La historia oficial y el peligro del mito

Arturo Guerrero
02 de junio de 2017 - 02:00 a. m.

Hay alboroto por saber quién escribirá la historia. No la de antes, la del XIX, que ya tiene sus próceres a caballo, sus haciendas repartidas, sus glorias inmarcesibles, sus carnicerías de pobres ordenadas por ricos.

El problema es con la historia del reciente medio siglo. Del lapso de la última larguísima guerra. Los distintos bandos están en guardia para impedir que el enemigo sea el relator de las barbaridades cometidas a dúo.

Unos y otros intuyen, así sea vagamente, que quien narre la vida tendrá la sartén por el mango. Que no basta reelegirse en el poder durante siglos, si estos siglos no se bendicen con el sello de lo bien hecho.

Es el caso del aniversario 50 de Cien años de soledad, que enardeció de nuevo el avispero de la masacre de las bananeras. ¿Cuántos muertos, obreros y pobladores llevó el tren? ¿Tres mil? ¿Acaso la cifra gubernamental, bastante más flaca, por supuesto, es la correcta?

O el de la Operación Marquetalia, hace 53 años, que en estos días generó controversia en El Espectador. En ella, según los fundadores de las Farc, el Ejército practicó “degollamientos y fusilamientos de centenares y miles de campesinos”.

A lo que, con reglamentaria redundancia verbal, el presidente de la Academia Colombiana de Historia Militar replicó: “Ese tipo de acción sí podría atribuirse a algunas acciones de guerrilleros y paramilitares, pero nunca a un soldado colombiano”.

Es previsible que esta discrepancia se incremente cuando entre en acción la Comisión de la Verdad, acordada en La Habana. Es claro que no tendrá efectos jurídicos. Solo que ni estos ni los efectos en la historia como ciencia son lo principal cuando se trata de construir la peligrosa memoria de los pueblos.

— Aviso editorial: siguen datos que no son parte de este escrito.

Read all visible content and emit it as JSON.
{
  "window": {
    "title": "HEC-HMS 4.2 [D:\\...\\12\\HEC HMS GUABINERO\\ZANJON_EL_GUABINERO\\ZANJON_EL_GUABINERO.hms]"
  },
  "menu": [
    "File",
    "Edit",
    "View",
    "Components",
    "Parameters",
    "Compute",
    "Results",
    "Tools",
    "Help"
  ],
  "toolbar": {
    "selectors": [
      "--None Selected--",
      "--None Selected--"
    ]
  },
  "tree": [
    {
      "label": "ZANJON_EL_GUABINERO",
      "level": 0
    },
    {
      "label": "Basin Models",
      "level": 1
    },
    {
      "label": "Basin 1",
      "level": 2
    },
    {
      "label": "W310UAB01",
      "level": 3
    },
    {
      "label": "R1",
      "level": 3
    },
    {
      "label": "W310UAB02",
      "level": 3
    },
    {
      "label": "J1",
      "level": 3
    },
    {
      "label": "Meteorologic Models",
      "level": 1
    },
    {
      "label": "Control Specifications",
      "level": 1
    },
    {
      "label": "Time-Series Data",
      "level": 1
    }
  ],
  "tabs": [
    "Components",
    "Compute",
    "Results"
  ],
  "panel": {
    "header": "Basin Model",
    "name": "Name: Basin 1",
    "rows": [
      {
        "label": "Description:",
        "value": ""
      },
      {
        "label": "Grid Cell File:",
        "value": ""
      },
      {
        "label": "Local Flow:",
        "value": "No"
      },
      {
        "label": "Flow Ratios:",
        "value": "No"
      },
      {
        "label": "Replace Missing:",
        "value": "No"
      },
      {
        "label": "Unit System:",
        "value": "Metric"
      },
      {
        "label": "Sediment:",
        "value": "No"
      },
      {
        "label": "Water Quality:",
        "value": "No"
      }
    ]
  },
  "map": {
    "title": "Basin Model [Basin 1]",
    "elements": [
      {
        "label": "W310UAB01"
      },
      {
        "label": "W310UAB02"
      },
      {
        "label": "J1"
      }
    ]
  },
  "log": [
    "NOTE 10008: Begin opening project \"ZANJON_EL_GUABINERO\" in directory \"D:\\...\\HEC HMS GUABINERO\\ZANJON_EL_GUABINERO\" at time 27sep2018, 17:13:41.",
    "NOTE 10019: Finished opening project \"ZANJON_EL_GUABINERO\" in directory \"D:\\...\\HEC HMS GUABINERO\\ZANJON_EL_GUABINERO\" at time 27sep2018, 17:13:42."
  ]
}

Para ponderar lo que está juego, conviene dar atención a este dictamen del poeta francés René Char: “La historia es el reverso del traje de los amos”.

Ya no es la leyenda del traje nuevo del emperador que de verdad estaba desnudo, según vio un niño. Ahora este emperador, el amo, desfila con atavíos de lujo. El mismo niño se atreve a abrir la regia capa y se da cuenta de que por dentro apesta a cadáver. Así es la historia autorizada.

En el trasfondo de esta ironía campea una consideración más profunda. El recuento de los hechos públicos es la suma y resta de la vida y la muerte. En el centro de este drama fundamental se eleva nada menos que la tragedia del poder.

Nadie la formuló mejor que otro poeta, Antonio Porchia, ítaloargentino de la amplia mitad del XX, autor de culto para Borges, Juarroz, Breton y Henry Miller.

Estableció, en uno de los aforismos de su obra “Voces”: Tú crees que me matas. Yo creo que te suicidas.

Vista desde los perpetradores, la historia la dictan los asesinos. Vista desde las víctimas, la escriben los suicidas. Esta es la tragedia de los amos: su poder no les alcanza para esquivar la muerte.

Ahora bien, la consignación de lo sucedido no les corresponde a historiadores ni juristas. Está en el teclado de los escritores, como Gabo, quienes conocen el peligro del mito.